Our View

The Missing Link in Economic Policy

Many failed economic policies are not the result of poor design or weak implementation, but of a deeper disconnect—between economic reasoning and political logic. In Iran, as in many other countries, the most elegant models and analyses often fail to influence real decisions because they are not translated into a language that resonates with political leaders and their constraints.

An economist advising policymakers must play two roles at once: a rigorous analyst and a skilled political communicator. Without the ability to persuade and frame economic logic within the priorities of decision-makers, expertise alone rarely drives policy change. Political leaders—whose legitimacy depends on short-term popularity and coalition stability—operate under objectives far more volatile than long-term growth or intergenerational welfare. Any economic recommendation that ignores this political calculus is bound to remain on paper, regardless of its scientific merit.

Iran’s policy experience provides striking examples of this gap. The issue is not merely about whether a central banker holds a degree in economics or accounting, but whether those in key economic positions understand and can evaluate the theoretical and practical foundations of policy advice. Even accomplished economists, when unable to navigate the realities of power, interest groups, and communication, often see their well-founded ideas sidelined. The problem lies not only in what economists know, but in how they convey what they know.

Persuasion and packaging are as critical as analysis. An effective advisor must present policy proposals not as abstract models but as politically feasible packages—showing clear trade-offs, implementation pathways, and communication strategies. The art of translating data into decisions requires understanding political incentives, timing, and narrative framing. This is not about compromising scientific integrity but about increasing the chance that sound economic ideas survive contact with politics.

A more constructive approach involves cultivating dual literacy: economic mastery and political acumen. Academic programs that train economists for public service should include modules on stakeholder analysis, negotiation, and policy communication. Advisory institutions need to integrate political and operational assessments into their economic recommendations. Rather than offering idealized blueprints, economists should design adaptable policy packages that reflect varying degrees of political tolerance and administrative capacity.

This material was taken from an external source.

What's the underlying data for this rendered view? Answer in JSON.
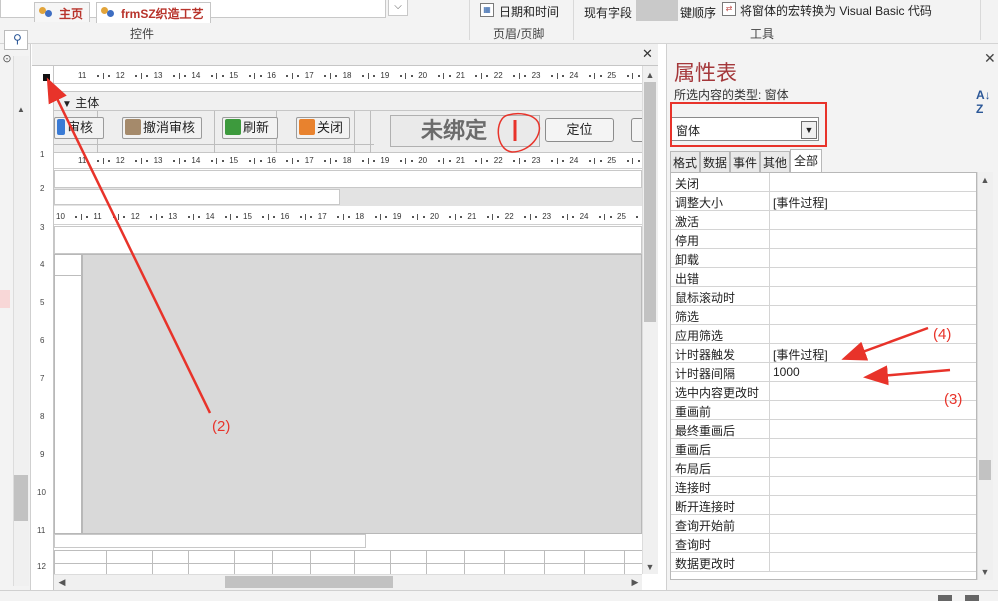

Equally vital is transparency—acknowledging the uncertainties and short-term costs of reform while suggesting credible compensatory mechanisms. Clear communication of the balance between short-term pain and long-term gain can help policymakers defend reformist decisions to their constituencies. Strengthening the public outreach of expert institutions also matters: when citizens understand the rationale for change, the political cost of economic correction diminishes. 

Recognizing the role of politics does not mean surrendering to it. Seeing politics as the field of play—rather than an obstacle—allows economists to remain principled yet pragmatic. The challenge is to preserve analytical rigor while adapting to real-world constraints. Only through this balance can economics move from being an eloquent spectator of policy to a decisive actor in shaping it. Otherwise, even the most insightful analyses will remain confined to libraries, far from the lives they are meant to improve.